Für die Webseiten von Instituten, Abteilungen oder Referaten sind lediglich Header und linke Navigationsspalte im vorgegebenen Design verbindlich, ob die rechte Spalte mit Funktionsbox und Quicklinks übernommen wird, steht zur Auswahl. Die Öffentlichkeitsarbeit empfiehlt zwar die Übernahme des vorgeschlagenen Gesamtdesigns, es lässt sich aber auch der mittlere Bereich und die rechte Spalte zu einem einheitlichen Content-Bereich zusammenfassen.

 

 

Roadmap für die nächsten Monate

Die nächsten Schritte bestehen aus der Umsetzung und Anwendung des neu erstellten Webdesign. Es handelt sich einseits um die Neugestaltung von Fakultätsseiten und andererseits um die flächendeckende Umstellung aller schon bestehenden Institutsseiten. Alle im zentralen TYPO3-System bestehenden Seiten werden die Mög­lichkeit haben, auf das neue Layout umzustellen. Der Inhalt und die Struktur der Seiten werden problemlos in das neue Design integrierbar sein.
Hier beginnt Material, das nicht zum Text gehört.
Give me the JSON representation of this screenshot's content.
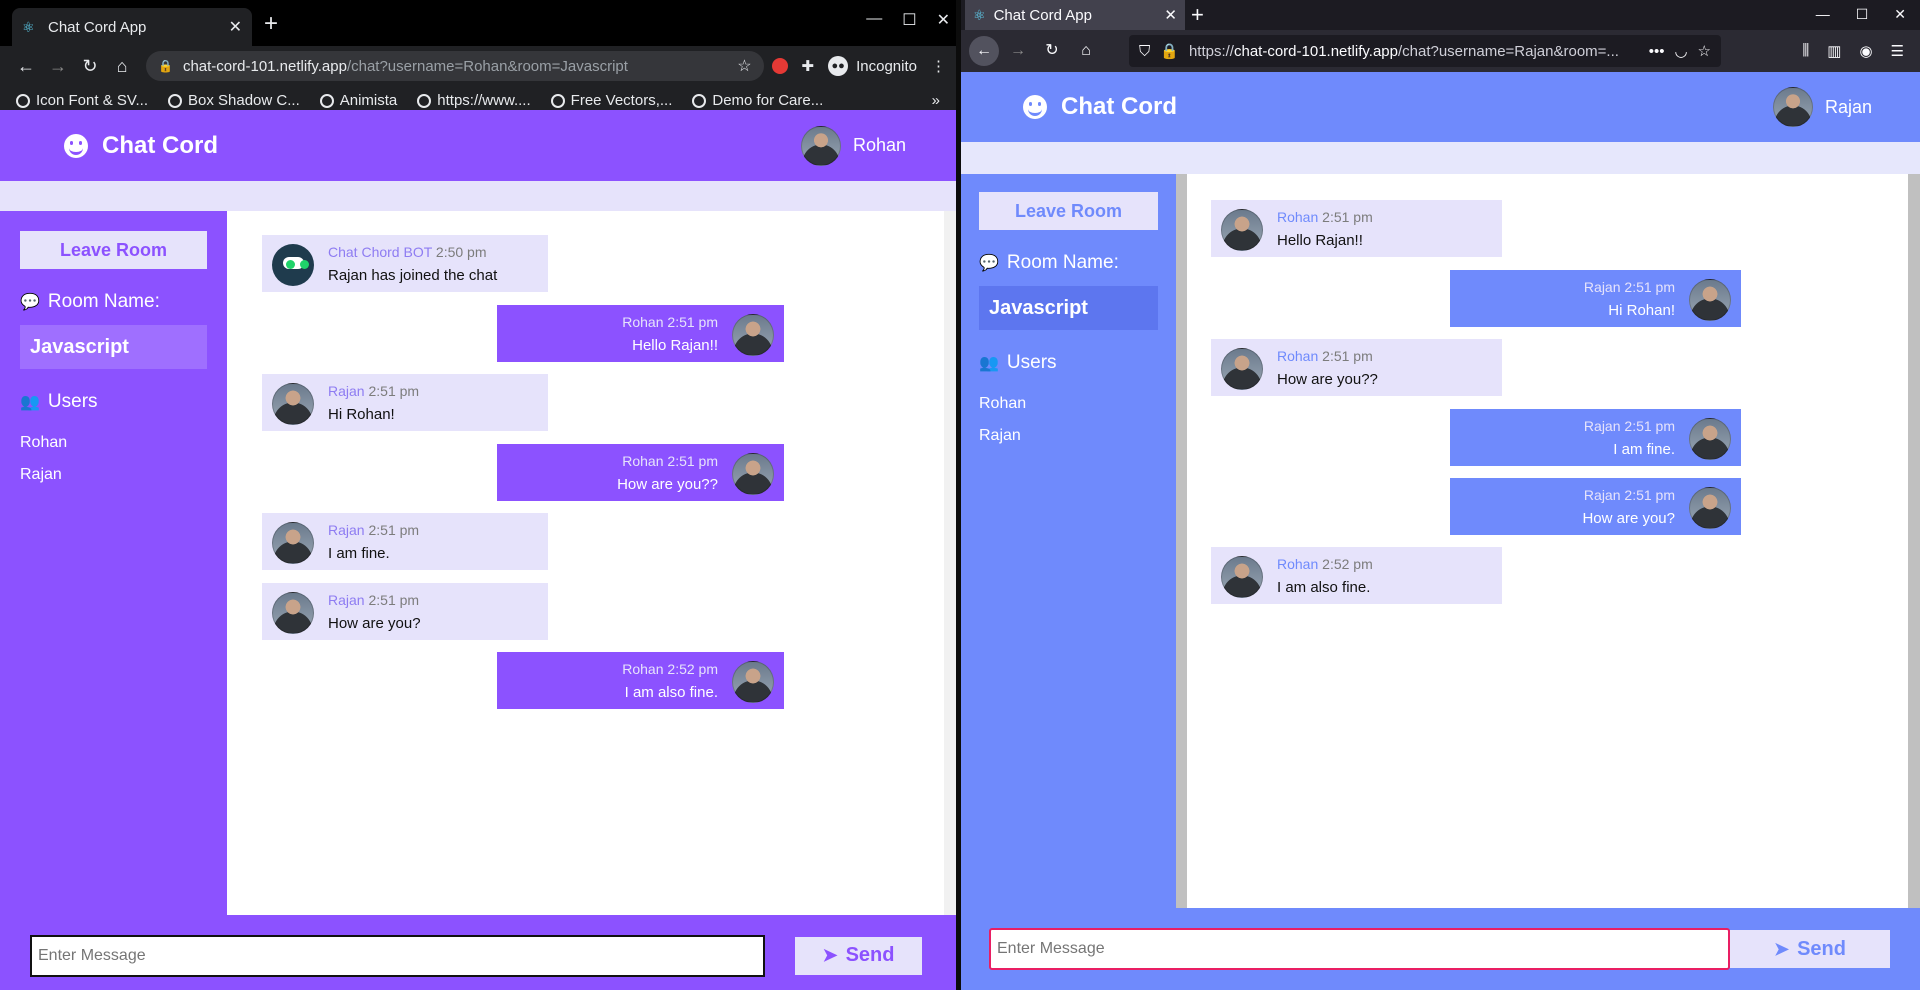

Bei der Erstellung des neuen Layouts wurde großer Wert auf weitgehende Kompatibilität gelegt, sodass kein zusätzlicher Eingriff der TYPO3-Redakteure/-innen dafür nötig sein wird.

Die Umstellung wird im November dieses Jahres beginnen und soll bis Frühjahr nächsten Jahres abgeschlossen sein.

 

Einzelne Schritte der Umstellung

1. Präsentation des neuen Webdesigns

Im Rahmen einer Präsentation im November soll das neue Webdesign detailliert vorgestellt werden. Diese Präsentation richtet sich an alle verantwortlichen Redakteure/-innen, die eine Seite im zentralen TYPO3-System betreiben.

2. Möglichkeit einer Vorschau

Um einen Eindruck zu bekommen, wie sich das neue Webdesign auf die schon bestehenden Seiten auswirkt, wird es vor dem eigentlichen Umstieg die Möglichkeit einer Vorschau der jeweiligen Seiten geben. Dafür wird ein eigenes Testsystem eingerichtet, auf das alle TYPO3-Redakteure/-innen zwecks dieser Vorschau zugreifen können und in dem bereits Änderungen oder An­passungen vorgenommen werden können.

3. Umstellung

Die Umstellung selbst wird in drei Phasen organisiert, um den Arbeitsaufwand für den Zentralen Informatik­dienst bewältigen zu können. Die Absprache der Reihenfolge wird gemeinsam mit der Öffentlichkeitsarbeit und dem ZID erfolgen. Der Umstellungvorgang selbst sollte dann für jede Webseite nur wenige Minunten in Anspruch nehmen.